There would be a lot more to say. Much ― really, a shocking part ― of the Bill is devoted to nipping various claims in the immigration and refugee context in the bud. Some ― though less ― also tries to stick it to prisoners. I don’t like that one bit. As the most intelligent and principled opponent of judicial review of legislation, Jeremy Waldron, has come to recognise, if anyone has a claim to the assistance of the courts in order to defend their rights, it is precisely these groups, often unpopular and politically voiceless. Instead of being granted special solicitude, they are disgracefully singled out for special burdens. That said, in various smaller ways the Bill gets in the way of other rights claimants too.

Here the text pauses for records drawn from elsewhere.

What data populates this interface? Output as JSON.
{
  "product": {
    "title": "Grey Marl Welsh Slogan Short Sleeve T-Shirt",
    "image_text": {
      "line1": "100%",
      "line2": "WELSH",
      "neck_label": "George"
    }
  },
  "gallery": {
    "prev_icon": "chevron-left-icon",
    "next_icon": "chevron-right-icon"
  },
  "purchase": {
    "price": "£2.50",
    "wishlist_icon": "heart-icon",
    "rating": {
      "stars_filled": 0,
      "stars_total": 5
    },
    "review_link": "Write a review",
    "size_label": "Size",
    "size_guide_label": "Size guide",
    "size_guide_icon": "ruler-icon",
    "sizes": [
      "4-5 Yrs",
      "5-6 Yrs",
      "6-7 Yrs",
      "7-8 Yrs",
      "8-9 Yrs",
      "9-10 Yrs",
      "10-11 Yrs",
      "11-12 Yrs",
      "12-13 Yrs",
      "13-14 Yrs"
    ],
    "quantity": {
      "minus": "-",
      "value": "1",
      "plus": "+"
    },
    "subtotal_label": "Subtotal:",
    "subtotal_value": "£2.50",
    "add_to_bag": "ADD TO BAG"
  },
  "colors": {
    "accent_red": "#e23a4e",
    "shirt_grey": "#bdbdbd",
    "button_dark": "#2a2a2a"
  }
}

But this is already a long post, and it should be clear enough that, in its present form, the Bill is not much good. To repeat, I’m no great fan of the Human Rights Act that it is meant to replace. That law’s weaknesses are mostly baked in for as long as the UK remains party to the Convention, but perhaps some of them could have been ameliorated. Instead of trying to do that, the government came up with a set of proposals that will, if enacted, make everything worse. Quite radically worse for some people, and less radically, but just enough to be noticeable, for everyone else. And for what? Chest-thumping now, and lost cases at Strasbourg later. Even a sovereign legislature in a parliamentary democracy can only ever say that it will have its cake and eat it too; it cannot actually do it.